The wind, stronger now, blew Francis’s red hair over his eyes. As it did so, I stuck out my tongue, but I think he saw me, because he sat like an angry boy, staring stonily into the water which grew black and still while the night clouds massed above our heads.
A few hours later, I awoke to the sound of someone trying my door. I flung my bed robe about my shoulders and found Francis on the threshold.
“Asked For, I will teach you how to respect a man,” he said, and stepped unbidden into my room. “My sisters learned from me how to do it and so shall you.”
Before I could protest, he seized me around the waist and tried to pull me close. Angered, I hurled him up against the door. How dare he do such a thing? As a girl, I had wrestled with my male cousins, so physical sport is not strange to me.
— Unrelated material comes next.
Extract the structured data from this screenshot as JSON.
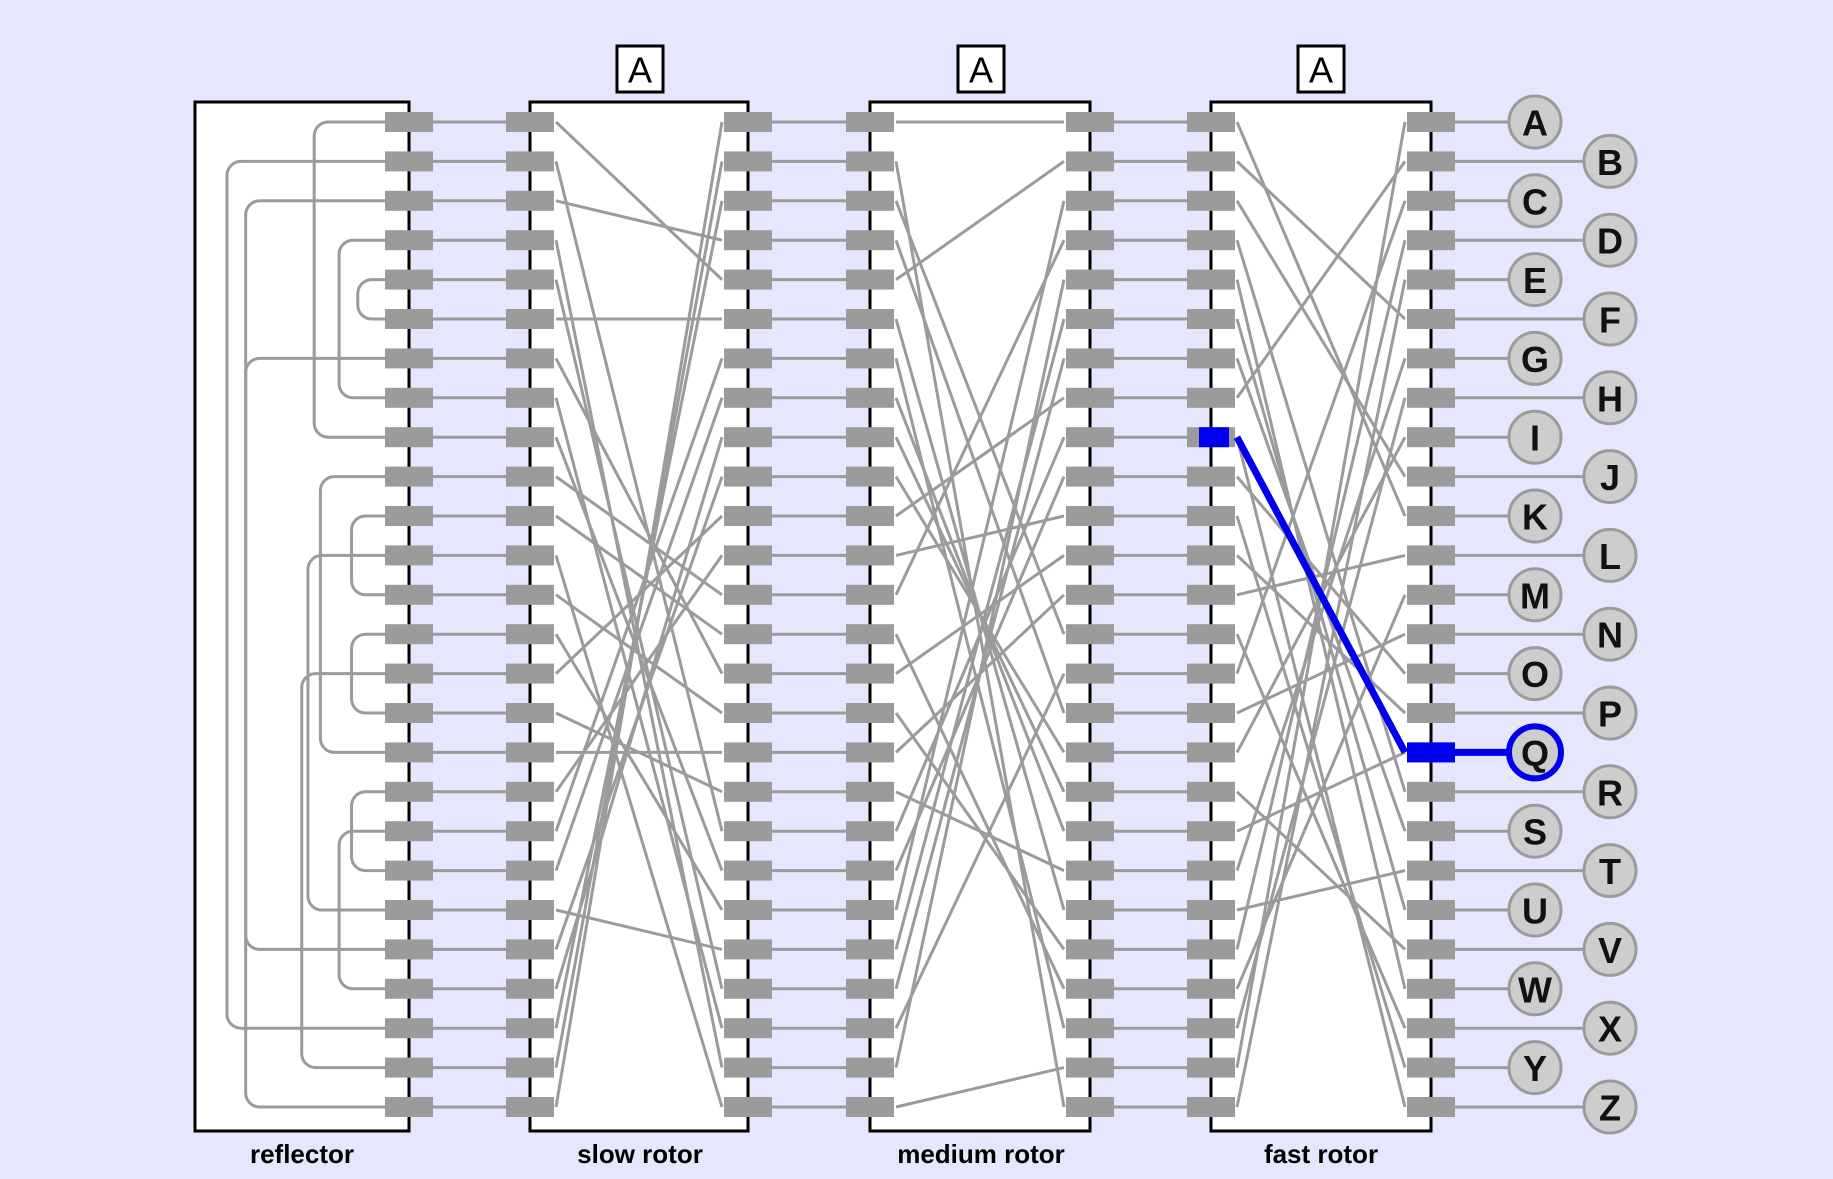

After these games, I would fall asleep reciting the names of the boys I had trounced. Meanwhile, Francis came back puffing and cursing and threw me against a wall. Once again, I pushed him away from me, laughing, whether in shock or fear I do not
know. As I stood, shaking with mirth, he threw me down on the bed, whose frame splintered into a dozen pieces, making a boom like thunder.
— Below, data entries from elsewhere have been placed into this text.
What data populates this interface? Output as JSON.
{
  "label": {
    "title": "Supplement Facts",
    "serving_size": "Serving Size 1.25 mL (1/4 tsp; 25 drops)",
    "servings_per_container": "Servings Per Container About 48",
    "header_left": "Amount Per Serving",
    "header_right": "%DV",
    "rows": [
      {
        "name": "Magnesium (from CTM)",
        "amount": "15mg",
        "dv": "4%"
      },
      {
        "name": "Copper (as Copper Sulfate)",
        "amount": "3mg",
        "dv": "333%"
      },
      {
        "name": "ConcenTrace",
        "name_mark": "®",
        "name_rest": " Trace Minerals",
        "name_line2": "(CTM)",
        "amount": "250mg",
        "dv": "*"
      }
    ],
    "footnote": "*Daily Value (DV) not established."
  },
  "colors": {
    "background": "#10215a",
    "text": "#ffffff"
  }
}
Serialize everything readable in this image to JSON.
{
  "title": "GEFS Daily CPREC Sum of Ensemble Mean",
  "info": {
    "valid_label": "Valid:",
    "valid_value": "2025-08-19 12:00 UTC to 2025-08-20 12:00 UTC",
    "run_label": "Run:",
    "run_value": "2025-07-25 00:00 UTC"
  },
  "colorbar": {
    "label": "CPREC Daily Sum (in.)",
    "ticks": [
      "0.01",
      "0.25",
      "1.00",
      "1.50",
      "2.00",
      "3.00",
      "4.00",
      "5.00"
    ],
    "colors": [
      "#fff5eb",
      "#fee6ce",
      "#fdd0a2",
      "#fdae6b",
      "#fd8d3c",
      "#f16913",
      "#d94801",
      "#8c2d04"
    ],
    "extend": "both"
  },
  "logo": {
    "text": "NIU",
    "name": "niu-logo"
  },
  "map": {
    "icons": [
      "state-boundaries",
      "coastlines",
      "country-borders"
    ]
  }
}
Moments later, the landlord’s head in his nightcap appeared at my door and two sbirri entered, waving their clubs. They had come expecting thieves, and when they saw only Francis and me, they snickered and whispered among themselves. The landlord made Francis pay for the broken bed and then he showed me to a new room while a sheepish Francis retired to his quarters. Our landlord seemed to think it a good joke. As he bid me good night, he whispered that he understood that breaking beds was a custom among a frontier people like Americans, but Venetians did not engage in the sport. I did not laugh.
This morning, I spoke not a word to my betrothed who greeted me gruff and shame-faced. I do not know how I can tolerate Francis without Father to speak to him on my behalf.
First Inquiry of the Day: How many times should one overlook the erring ways of a husband-to-be?
Lesson Learned: If to err is human, and to forgive divine, then one must choose one’s husband foolishly so that one can forgive endlessly and approach a state of grace befitting a saint. But I believe this is not wise. Far better to choose carefully in order to forgive less often. This is also the best way to avoid the self-congratulation that accompanies frequent acts of generosity.
May 28, 1797
Hot and miserable, with only a few weeks of freedom remaining. I have received a note. At first, I thought it was another message from Monsieur Casanova, but the letter slid under my door had been written by Francis:
Dear Asked For,
Please forgive me for what I did. I know that I have not been the man I should be. As Christ is to the church, so a husband should be for his wife. But I have been sorely vexed by our circumstances. The Adams orchards are doing poorly so President Adams devised the pretext of a trade mission to help your ailing father. While you toured Venice, I was obliged to spend many hours out of your company taking useless notes. But that is behind us now. I swear I will not lay a hand on you until we are made one in God’s eyes.